I should like to spend more time on the Commonwealth but time does not allow. The case for full participation in all Commonwealth meetings is based on membership of the Commonwealth. Of course, the OTs are not strictly individual members of the Commonwealth, but they are associated. We are looking at ways to strengthen the links between the OTs and the Commonwealth.

On advanced passenger duty, the Government are exploring changes to the aviation tax system. Any major changes will be subject to consultation. On St Helena, the Secretary of State stated last July that we have made progress on a wide range of aspects. The invitation to tender has gone to bidders. Air Safety Support International has approved the use of engineered material arresting systems for the St Helena airport and the Secretary of State for International Development will consider issuing a further Statement when he is in a position to report on all the conditions that he set out in the July Statement. On Anguilla, we have accepted the package of measures and actioned the recommendations by the UK-funded experts to deliver the Chief Minister’s commitment to balance Anguilla’s overall budget by the beginning of 2013. I do not have time to cover offshore financial centres, but I have mentioned them in referring to the Caribbean.

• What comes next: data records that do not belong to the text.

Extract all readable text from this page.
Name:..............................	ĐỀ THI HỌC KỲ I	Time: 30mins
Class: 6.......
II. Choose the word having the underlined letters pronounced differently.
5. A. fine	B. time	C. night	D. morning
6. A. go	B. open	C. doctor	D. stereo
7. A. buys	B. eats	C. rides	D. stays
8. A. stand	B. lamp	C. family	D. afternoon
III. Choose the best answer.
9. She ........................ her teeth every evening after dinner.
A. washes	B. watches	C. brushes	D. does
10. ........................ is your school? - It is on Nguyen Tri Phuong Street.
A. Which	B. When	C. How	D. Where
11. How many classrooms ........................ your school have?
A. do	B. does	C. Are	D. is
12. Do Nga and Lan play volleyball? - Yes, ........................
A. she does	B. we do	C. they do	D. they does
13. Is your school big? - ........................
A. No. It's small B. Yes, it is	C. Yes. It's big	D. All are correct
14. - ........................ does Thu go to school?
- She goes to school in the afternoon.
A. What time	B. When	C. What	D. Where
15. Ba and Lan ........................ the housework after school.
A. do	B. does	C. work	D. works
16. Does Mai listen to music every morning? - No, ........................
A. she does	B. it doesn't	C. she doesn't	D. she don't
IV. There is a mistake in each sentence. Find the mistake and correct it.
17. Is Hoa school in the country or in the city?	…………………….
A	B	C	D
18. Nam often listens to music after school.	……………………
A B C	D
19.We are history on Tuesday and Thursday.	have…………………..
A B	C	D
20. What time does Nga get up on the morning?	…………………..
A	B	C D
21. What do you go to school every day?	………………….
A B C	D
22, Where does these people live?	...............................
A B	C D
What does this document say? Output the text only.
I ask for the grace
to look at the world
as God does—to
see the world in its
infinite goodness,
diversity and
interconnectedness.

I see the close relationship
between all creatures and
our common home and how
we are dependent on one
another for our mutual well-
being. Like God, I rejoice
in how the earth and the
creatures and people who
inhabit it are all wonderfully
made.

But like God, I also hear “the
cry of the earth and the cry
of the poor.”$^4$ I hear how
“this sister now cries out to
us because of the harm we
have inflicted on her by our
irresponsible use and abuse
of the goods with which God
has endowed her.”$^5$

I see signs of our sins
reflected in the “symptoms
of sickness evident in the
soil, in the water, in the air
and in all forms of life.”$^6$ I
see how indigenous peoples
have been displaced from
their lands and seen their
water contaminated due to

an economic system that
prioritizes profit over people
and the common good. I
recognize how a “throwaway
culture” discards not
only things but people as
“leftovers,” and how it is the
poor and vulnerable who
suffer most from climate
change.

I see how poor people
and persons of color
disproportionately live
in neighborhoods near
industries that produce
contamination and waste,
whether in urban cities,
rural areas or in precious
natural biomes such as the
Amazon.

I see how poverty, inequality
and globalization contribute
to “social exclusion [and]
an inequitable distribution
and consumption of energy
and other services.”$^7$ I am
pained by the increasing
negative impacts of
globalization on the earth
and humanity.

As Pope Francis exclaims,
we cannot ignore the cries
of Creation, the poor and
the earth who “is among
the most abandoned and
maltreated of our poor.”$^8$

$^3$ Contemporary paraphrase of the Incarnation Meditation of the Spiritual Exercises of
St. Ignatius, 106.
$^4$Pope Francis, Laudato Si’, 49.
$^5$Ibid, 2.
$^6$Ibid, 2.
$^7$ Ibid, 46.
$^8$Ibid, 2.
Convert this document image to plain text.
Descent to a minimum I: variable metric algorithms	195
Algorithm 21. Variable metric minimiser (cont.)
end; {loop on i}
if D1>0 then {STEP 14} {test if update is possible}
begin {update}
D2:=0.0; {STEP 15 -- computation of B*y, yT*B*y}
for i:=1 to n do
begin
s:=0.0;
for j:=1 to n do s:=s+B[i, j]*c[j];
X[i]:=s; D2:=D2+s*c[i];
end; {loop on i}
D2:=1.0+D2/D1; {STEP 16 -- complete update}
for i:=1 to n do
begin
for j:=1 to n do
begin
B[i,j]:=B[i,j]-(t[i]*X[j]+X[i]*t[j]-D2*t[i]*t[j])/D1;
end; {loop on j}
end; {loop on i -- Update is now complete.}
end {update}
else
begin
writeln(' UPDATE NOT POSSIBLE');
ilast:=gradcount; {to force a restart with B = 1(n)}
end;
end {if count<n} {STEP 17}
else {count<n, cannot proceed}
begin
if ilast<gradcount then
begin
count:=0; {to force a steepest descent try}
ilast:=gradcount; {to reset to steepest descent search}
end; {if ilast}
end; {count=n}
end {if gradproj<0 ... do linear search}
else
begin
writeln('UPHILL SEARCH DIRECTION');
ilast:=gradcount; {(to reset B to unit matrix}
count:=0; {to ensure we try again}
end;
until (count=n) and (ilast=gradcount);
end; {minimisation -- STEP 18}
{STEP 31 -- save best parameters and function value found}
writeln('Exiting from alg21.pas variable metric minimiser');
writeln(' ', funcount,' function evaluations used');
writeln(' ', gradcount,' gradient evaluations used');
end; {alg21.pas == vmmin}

In the last minute, let me reassure noble Lords who raised matters about defence that part of the strategy for the protection of the overseas territories is the maintenance of a minimum credible deterrence and reassurance posture on the islands. There are many more details that I could give about defence, but time does not allow me to cover them. Therefore, I must simply end this debate by saying that we are determined to see a policy of strategic engagement with the overseas territories. We share the view expressed by the noble Lord, Lord Anderson, that new and positive thinking is needed and we believe that we can carry forward the proposals that we have in mind with some of the suggestions of your Lordships. This is a complex and wide-ranging portfolio. There are many other points that I would dearly have liked to cover with your Lordships, but under the rules of this engagement in your Lordships’ House I must here call an end to this debate.